I’m in the planing stages for writing a piece of scientific software and I would like to use Julia for it, but I’m surprised how much slower Julia is from Python when tested on this simple code:
function test(n::Int64,k::Int64,tmp2::Array{Float64,2})
for i in 1:k
t = rand(n, n)
for j in 1:k
tmp1 = rand(n, n)
tmp2[(i-1)*n+1:i*n,(j-1)*n+1:j*n] = t*tmp1
end
end
end;
The corresponding python code is
def test(n,k,tmp2):
for i in range(k):
t = rand(n, n)
for j in range(k):
tmp1 = rand(n, n)
tmp2[i*n:(i+1)*n,j*n:(j+1)*n] = t@tmp1
When tested with, for example,
n = 300
k = 30
tmp2=zeros((n*k,n*k))
Julia needs more than a second
@time test(n,k,tmp2)
1.122870 seconds (3.67 k allocations: 1.227 GiB, 15.44% gc time)
while python is 30% faster
%%timeit
test(n,k,tmp2)
853 ms ± 7.68 ms per loop (mean ± std. dev. of 7 runs, 1 loop each)
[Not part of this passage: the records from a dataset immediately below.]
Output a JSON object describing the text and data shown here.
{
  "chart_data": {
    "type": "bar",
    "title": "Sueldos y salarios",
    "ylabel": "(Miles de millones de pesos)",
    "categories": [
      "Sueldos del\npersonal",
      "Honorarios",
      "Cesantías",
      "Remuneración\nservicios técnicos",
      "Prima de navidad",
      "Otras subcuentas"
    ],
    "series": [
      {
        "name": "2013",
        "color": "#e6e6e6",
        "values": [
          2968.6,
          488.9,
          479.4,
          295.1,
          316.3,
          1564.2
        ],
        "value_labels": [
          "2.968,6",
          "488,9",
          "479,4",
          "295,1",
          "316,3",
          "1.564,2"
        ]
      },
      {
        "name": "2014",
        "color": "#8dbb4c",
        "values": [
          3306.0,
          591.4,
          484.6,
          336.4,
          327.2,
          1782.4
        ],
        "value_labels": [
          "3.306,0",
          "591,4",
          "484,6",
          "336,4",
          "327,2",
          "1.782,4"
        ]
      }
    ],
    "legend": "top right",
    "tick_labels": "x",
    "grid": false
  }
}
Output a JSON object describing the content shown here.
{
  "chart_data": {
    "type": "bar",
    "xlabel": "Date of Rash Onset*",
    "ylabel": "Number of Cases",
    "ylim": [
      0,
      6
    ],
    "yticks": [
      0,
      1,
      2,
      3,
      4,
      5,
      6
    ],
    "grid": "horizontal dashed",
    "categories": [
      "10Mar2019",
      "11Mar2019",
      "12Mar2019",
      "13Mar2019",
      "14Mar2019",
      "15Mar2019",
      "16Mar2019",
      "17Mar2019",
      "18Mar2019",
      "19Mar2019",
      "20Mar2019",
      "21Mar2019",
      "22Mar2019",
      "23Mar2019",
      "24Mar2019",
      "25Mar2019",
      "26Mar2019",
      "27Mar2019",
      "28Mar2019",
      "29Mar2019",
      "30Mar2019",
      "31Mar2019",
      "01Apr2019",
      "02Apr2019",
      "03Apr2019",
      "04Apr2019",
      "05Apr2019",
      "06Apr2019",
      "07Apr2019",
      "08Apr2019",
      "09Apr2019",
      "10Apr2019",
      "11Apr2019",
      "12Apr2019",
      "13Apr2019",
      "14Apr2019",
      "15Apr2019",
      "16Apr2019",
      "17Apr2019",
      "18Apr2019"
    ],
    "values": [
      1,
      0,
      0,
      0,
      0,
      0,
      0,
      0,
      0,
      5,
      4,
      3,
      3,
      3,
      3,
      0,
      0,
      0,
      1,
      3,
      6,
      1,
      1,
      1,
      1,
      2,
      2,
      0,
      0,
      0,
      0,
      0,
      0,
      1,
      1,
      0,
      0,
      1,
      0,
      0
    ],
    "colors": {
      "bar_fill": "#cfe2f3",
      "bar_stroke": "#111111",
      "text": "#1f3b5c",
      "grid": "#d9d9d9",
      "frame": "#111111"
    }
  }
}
When testing the same function but with
tmp2[(i-1)*n+1:i*n,(j-1)*n+1:j*n] = t*tmp1
changed to some element-wise operation on the array, Julia is much faster than python, so I suppose this has to do with matrix operations.
I’m using Julia 1.4 on a Macbook pro. I tried switching from openblas to mkl but this did not improved the speed of Julia.
I would be thankful for any hint what I’m doing wrong, or Julia indeed is so slow when dealing with lots of matrix operations.